Nie durfte es dem Gast an Bier mangeln, sei's am regional althergebrachten und weiblichen Alt, sei's am vermeintlich moderneren und männlichen Pils. Während in der darüberliegenden Etage der lokale Fußballverband sein oft beklagtes Unwesen trieb und Schiedsrichter für die Wochenendpartien der Kreisklassen zuteilte, wurden im Schankraum nicht nur die Geschäfte des "Sparklubs" verhandelt, sondern vor allem die hiesigen Zustände: "De' Hein, de' kommt gar nich' mehr. Wat macht de' für Spökes?
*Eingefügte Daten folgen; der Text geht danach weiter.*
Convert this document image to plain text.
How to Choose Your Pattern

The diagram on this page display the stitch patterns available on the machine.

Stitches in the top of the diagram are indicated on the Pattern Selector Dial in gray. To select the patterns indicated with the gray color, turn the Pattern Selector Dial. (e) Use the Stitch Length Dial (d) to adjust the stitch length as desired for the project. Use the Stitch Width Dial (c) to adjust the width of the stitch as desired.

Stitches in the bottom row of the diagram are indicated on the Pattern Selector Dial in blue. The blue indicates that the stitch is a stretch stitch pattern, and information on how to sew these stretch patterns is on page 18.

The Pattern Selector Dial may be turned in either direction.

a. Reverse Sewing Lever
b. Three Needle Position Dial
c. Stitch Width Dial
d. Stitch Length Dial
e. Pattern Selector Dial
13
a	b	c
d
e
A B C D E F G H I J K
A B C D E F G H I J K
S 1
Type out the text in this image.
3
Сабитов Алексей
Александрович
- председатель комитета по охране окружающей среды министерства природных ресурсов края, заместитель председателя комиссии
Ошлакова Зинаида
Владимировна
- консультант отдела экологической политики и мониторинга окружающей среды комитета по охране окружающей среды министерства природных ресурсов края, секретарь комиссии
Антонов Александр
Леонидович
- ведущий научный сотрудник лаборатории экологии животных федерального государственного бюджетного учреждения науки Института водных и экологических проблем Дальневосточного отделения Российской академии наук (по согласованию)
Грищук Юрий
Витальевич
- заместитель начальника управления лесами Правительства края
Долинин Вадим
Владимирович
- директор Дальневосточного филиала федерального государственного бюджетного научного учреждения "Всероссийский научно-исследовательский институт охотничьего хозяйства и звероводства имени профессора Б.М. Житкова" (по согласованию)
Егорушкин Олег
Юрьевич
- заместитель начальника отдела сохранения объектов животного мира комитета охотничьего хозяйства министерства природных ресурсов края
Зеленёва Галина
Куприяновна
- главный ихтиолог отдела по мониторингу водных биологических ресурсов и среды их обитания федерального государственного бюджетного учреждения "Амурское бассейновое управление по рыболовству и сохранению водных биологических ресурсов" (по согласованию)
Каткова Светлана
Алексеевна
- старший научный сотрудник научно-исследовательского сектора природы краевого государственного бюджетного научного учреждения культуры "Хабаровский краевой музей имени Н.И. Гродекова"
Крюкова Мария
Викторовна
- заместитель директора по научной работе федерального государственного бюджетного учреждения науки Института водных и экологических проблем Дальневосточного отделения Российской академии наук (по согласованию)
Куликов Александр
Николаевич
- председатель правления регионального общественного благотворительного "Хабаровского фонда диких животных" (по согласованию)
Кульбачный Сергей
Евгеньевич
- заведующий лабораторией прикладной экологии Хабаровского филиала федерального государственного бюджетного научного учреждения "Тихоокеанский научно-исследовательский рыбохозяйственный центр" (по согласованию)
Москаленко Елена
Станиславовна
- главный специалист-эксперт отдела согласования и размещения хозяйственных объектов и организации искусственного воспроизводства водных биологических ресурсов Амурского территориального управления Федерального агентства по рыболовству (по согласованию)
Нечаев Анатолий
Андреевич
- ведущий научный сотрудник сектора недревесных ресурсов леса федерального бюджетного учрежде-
Is' der wieda im Krankenhaus?" - "Im Krankenhaus hab' ich g'rade 'nen holländischen Lastwagenfahrer verhaftet, weil der auf der Autobahn gewendet hat. Volltreffer: eine tote Frau".

Kurz vor sechs Uhr endlich sprang die Tür auf, und das Ereignis selbst betrat die Gaststätte: "Tach zusammen!" Otto Bolte schlurfte herein. Ein Denk-, ja Mahnmal von einem Wirt, mit einem Bauch in Bierfaßgröße, den seine Gäste unter Hallogeschrei begrüßten, während er still kopfnickend die Huldigungen entgegennahm. Ein Mann, ein Raum. Zunächst bedachte Otto Bolte seine Frau mit einem liebevollen Kuß, dann übernahm er die Macht hinterm Tresen, und die Welt war endgültig gerettet. Nie zapfte einer schöner und schneller Bier - bis vor einiger Zeit die schreckliche, tieftraurige Nachricht in der Stadt verbreitet wurde: Bolte tritt von seinem Amt zurück und nimmt die ewige Witwe mit in den Ruhestand.

Und wo war er, der Aufschrei des Entsetzens? Dem sonst so verquakten Moerser verschlug es die Stimme. Nie mehr Hopfenhaus, die letzte Insel inmitten des Sumpfes ist untergegangen, der Tresen auf ewig verwaist. Otto und die Witwe Bolte - all ihre Geschichten werden verloren sein in der Zeit wie Tränen im Regen.

Michael Ringel lebt in Berlin und ist Redakteur der Wochenzeitung Freitag.